30. Ayo Buat Kesepakatan, Kita

112 2 0
                                    

Seorang wanita dari masa lalu dan seorang wanita dari masa kini. Bisikan orang-orang yang mencoba menebak siapa di antara dua wanita yang akan digandeng sang pangeran bercampur dengan suara menyegarkan dari pancaran air mancur.
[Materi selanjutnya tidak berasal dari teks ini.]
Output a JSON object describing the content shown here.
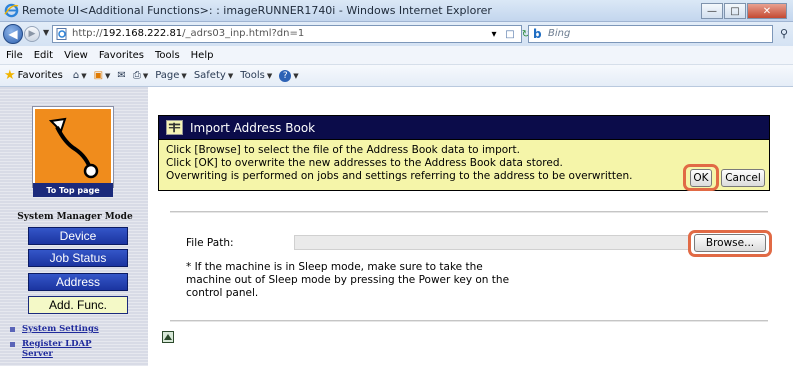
{
  "window": {
    "title": "Remote UI<Additional Functions>: : imageRUNNER1740i - Windows Internet Explorer",
    "min_icon": "minimize-icon",
    "max_icon": "maximize-icon",
    "close_icon": "close-icon"
  },
  "address": {
    "url_prefix": "http://",
    "url_host": "192.168.222.81",
    "url_path": "/_adrs03_inp.html?dn=1",
    "search_placeholder": "Bing"
  },
  "menu": [
    "File",
    "Edit",
    "View",
    "Favorites",
    "Tools",
    "Help"
  ],
  "favbar": {
    "favorites": "Favorites",
    "page": "Page",
    "safety": "Safety",
    "tools": "Tools"
  },
  "sidebar": {
    "to_top": "To Top page",
    "mode_title": "System Manager Mode",
    "buttons": [
      "Device",
      "Job Status",
      "Address",
      "Add. Func."
    ],
    "active_button": "Add. Func.",
    "links": [
      "System Settings",
      "Register LDAP",
      "Server"
    ]
  },
  "panel": {
    "title": "Import Address Book",
    "instructions": [
      "Click [Browse] to select the file of the Address Book data to import.",
      "Click [OK] to overwrite the new addresses to the Address Book data stored.",
      "Overwriting is performed on jobs and settings referring to the address to be overwritten."
    ],
    "ok_label": "OK",
    "cancel_label": "Cancel",
    "file_path_label": "File Path:",
    "file_path_value": "",
    "browse_label": "Browse...",
    "note_lines": [
      "* If the machine is in Sleep mode, make sure to take the",
      "machine out of Sleep mode by pressing the Power key on the",
      "control panel."
    ]
  },
  "colors": {
    "highlight": "#e16a45",
    "header_bg": "#0b0c4a",
    "instruction_bg": "#f5f5a9",
    "nav_button": "#2440b4",
    "nav_active": "#f4f9c7"
  }
}
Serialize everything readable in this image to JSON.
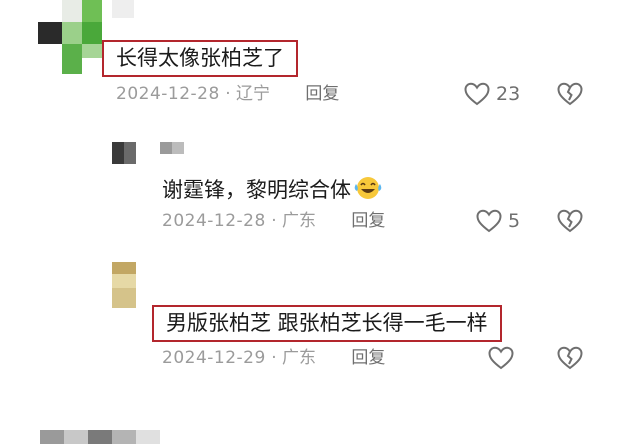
{
  "comments": [
    {
      "text": "长得太像张柏芝了",
      "date": "2024-12-28",
      "location": "辽宁",
      "reply_label": "回复",
      "likes": "23"
    },
    {
      "text": "谢霆锋，黎明综合体",
      "emoji": "laughing-crying-emoji",
      "date": "2024-12-28",
      "location": "广东",
      "reply_label": "回复",
      "likes": "5"
    },
    {
      "text": "男版张柏芝  跟张柏芝长得一毛一样",
      "date": "2024-12-29",
      "location": "广东",
      "reply_label": "回复",
      "likes": ""
    }
  ],
  "separator": "·",
  "colors": {
    "highlight_box": "#b3262d",
    "meta_gray": "#9b9b9b",
    "icon_gray": "#6f6f6f"
  }
}
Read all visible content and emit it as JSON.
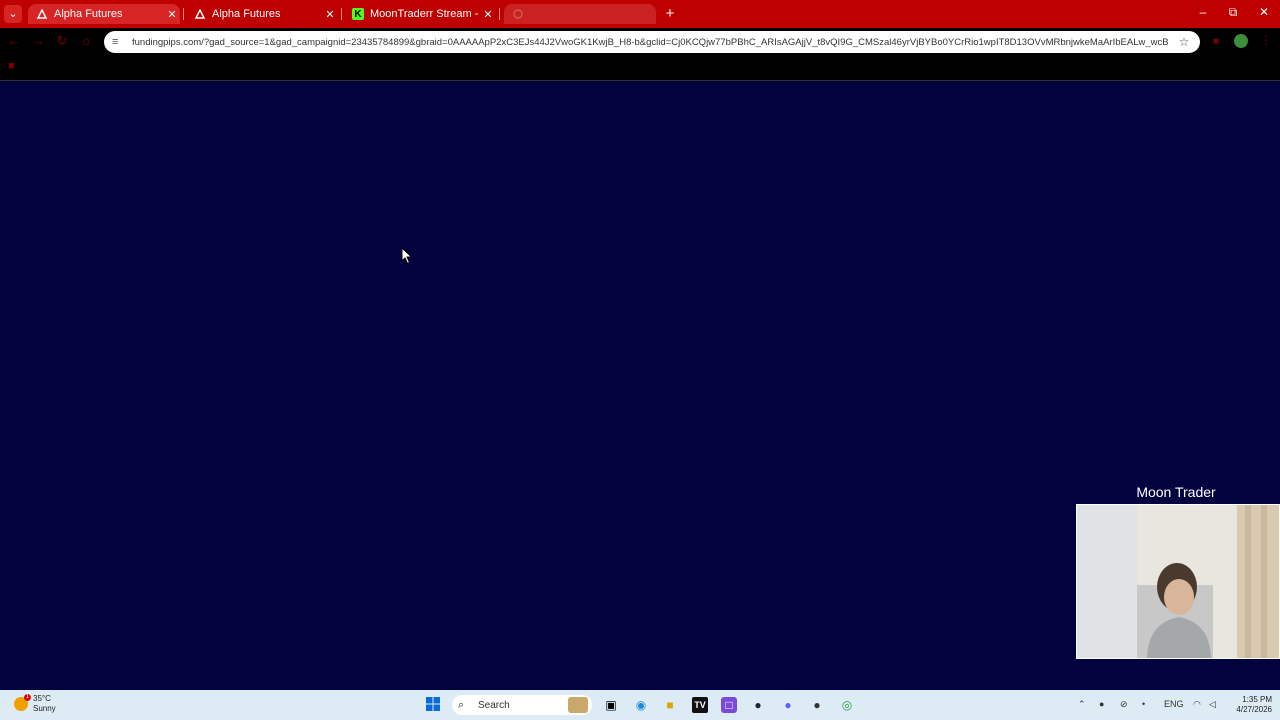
{
  "browser": {
    "tabs": [
      {
        "label": "Alpha Futures",
        "icon": "alpha-futures-icon",
        "active": true
      },
      {
        "label": "Alpha Futures",
        "icon": "alpha-futures-icon",
        "active": false
      },
      {
        "label": "MoonTraderr Stream - Watch Li",
        "icon": "kick-icon",
        "active": false
      },
      {
        "label": "",
        "icon": "loading-icon",
        "active": false
      }
    ],
    "url": "fundingpips.com/?gad_source=1&gad_campaignid=23435784899&gbraid=0AAAAApP2xC3EJs44J2VwoGK1KwjB_H8-b&gclid=Cj0KCQjw77bPBhC_ARIsAGAjjV_t8vQI9G_CMSzal46yrVjBYBo0YCrRio1wpIT8D13OVvMRbnjwkeMaArIbEALw_wcB"
  },
  "overlay": {
    "streamer_name": "Moon Trader"
  },
  "taskbar": {
    "weather_temp": "35°C",
    "weather_desc": "Sunny",
    "weather_badge": "1",
    "search_label": "Search",
    "language": "ENG",
    "time": "1:35 PM",
    "date": "4/27/2026"
  },
  "colors": {
    "tabbar": "#bf0000",
    "content_bg": "#02023f",
    "taskbar_bg": "#dcebf4"
  }
}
Namun, Erna yang malu dengan derasnya kritik tidak menyadari fakta itu. Sepertinya aku telah melakukan kesalahan besar, tapi aku tidak tahu apa masalahnya, jadi aku cukup malu.

Apakah etiket sosial adalah tidak menolak undangan wanita berstatus tinggi?

Namun, Erna belum pernah melihat bagian seperti itu di buku etiket mana pun. Bukankah tidak sopan dan menipu jika membuat janji palsu kepada seseorang yang akan berangkat seminggu lagi untuk menghadiri pertemuan 10 hari lagi? Setidaknya itulah yang terjadi sejauh yang diketahui Erna.

Jika ya, apakah nada bicara dan sikap kamu tidak sopan?

Karena aku tidak bisa memberikan alasan yang tepat, aku pikir mungkin itulah masalahnya. Tapi kamu tidak bisa mengatakan bahwa kamu tidak bisa menonton pertunjukannya karena kamu berencana untuk melarikan diri dari ayahmu dalam seminggu.

Erna yang kebingungan membuka bibirnya dengan maksud meminta maaf sekali lagi. Di saat yang sama, bayangan gelap menutupi kepalaku.

"ah...."

Erna mendongak kaget dan berseru kecil tanpa menyadarinya. Pangeran Björn. Tidak diragukan lagi dia sedang tersenyum pada Erna. Aku secara refleks mundur selangkah, tapi gerakan Björn untuk merebut lenganku sedikit lebih cepat.

"Apakah kamu sudah selesai berbicara dengan Nona Hardy?"

Björn menanyakan pertanyaan pada sang putri sambil hampir melingkarkan satu tangannya pada Erna. Sikapnya serius dan sopan, seolah tidak terjadi apa-apa.

".... Ya."

Butuh beberapa saat bagi Gladys untuk memberikan jawaban yang sulit. Mata biru-ungu yang dipenuhi permohonan sungguh-sungguh dipenuhi dengan air mata.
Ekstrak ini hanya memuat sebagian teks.